Auguste ArcherCorrespondent IMarch 28, 2009

INDIANAPOLIS, IN - FEBRUARY 21:  Offensive lineman Michael Oher of Mississippi runs the 40 yard dash during the NFL Scouting Combine presented by Under Armour at Lucas Oil Stadium on February 21, 2009 in Indianapolis, Indiana. (Photo by Scott Boehm/Getty Images)

The Jaguars are coming off of a rather disappointing 5-11 season, and are thusly the recipients of the eighth overall pick in the 2009 NFL draft.

Lots of criticism has been levied at the Jaguars for their questionable use of their first round picks in the last several drafts. These picks have included Matt Jones, Reggie Williams, and Byron Leftwich, none of whom remain in Jacksonville today.

The Jaguars have a big decision to make regarding most effective use of the eighth pick. One the one hand, they can trade down and attempt to accumulate picks in the later rounds of the draft.

On the other hand, the Jaguars can draft the best available player with the eighth pick and then trade that player if he doesn't fit their needs or keep him if he does.

Ideally, the Jaguars would love to acquire a legitimate left tackle with the pick, but chances are there won't be one available who is worthy of the 8th overall selection and the money expected accordingly.

Some candidates are:

Michael Oher:

This boy is big, and he played exceedingly well at Ol' Miss, but he's also not in my opinion worthy of the eighth overall selection. This may be something that could happen if the Jags traded down.

Andre Smith:

Smith was great in college, and was expected to be the highest rated offensive lineman coming into this draft. But his epic fail at the combine and equally mediocre pro day has all but killed his draft stock. If the Jaguars take Smith it will be a real reach.

Percy Harvin:

Harvin is a game changer, the kind of player that consistently has the ability to score on every play. One concern, though, is Harvin's upright running style and lack of durability. He also may not be worth the money that an eighth pick will undoubtedly demand.

Matthew Stafford:

If the Lions and the 49ers both pass up on Stafford, which they are expected to do, he will most likely fall to the Jaguars spot.
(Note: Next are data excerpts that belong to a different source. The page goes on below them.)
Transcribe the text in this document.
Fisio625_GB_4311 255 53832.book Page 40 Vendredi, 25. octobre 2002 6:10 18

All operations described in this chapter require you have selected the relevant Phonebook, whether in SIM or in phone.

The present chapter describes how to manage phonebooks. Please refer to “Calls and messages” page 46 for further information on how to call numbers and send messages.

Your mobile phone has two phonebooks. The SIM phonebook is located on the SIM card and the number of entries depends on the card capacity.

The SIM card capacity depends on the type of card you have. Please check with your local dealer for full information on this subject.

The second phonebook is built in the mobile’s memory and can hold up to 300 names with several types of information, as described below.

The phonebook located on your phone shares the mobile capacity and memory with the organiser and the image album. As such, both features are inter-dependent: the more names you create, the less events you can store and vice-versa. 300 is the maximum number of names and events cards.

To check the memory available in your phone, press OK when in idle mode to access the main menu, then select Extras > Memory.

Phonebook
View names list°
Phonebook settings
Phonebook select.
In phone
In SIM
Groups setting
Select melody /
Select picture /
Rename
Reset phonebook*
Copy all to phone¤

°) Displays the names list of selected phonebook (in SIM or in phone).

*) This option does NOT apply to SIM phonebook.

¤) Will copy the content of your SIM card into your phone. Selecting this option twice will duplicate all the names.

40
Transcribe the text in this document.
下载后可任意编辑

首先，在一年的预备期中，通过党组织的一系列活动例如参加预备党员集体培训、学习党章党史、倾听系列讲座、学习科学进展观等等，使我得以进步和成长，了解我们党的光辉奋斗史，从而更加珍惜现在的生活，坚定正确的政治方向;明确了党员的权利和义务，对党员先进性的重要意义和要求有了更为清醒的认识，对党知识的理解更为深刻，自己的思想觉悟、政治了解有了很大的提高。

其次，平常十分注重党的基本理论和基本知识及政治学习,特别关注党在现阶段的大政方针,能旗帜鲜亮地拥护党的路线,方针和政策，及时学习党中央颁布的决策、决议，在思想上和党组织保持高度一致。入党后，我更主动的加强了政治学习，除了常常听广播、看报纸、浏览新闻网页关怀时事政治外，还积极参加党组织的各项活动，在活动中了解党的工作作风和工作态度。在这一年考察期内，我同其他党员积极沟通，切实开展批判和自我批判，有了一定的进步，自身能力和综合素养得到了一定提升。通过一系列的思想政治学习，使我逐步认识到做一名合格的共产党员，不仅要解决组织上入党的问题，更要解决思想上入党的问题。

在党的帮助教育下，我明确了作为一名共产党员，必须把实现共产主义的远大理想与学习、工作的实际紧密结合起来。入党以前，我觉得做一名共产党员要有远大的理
Stafford is a very, very intelligent quarterback with great NFL caliber skills, and the Jaguars made the mistake of passing on Ben Roethlisberger in 2003 because they didn't feel that they needed a quarterback at the time. If Stafford falls to the Jags, they may very well draft him.

Mark Sanchez:

The second best quarterback in the draft figures to be available at the eighth spot, and he's another intelligent quarterback with definite NFL caliber skills. The Jaguars aren't as interested in Sanchez as they are in Stafford, though, so he may not be selected if he's available for the Jags.

The most important thing for the Jaguars to do is to not, under any circumstances, waste the eighth pick. This is an opportunity for the team to bring aboard a difference maker, and they are certainly in need of one.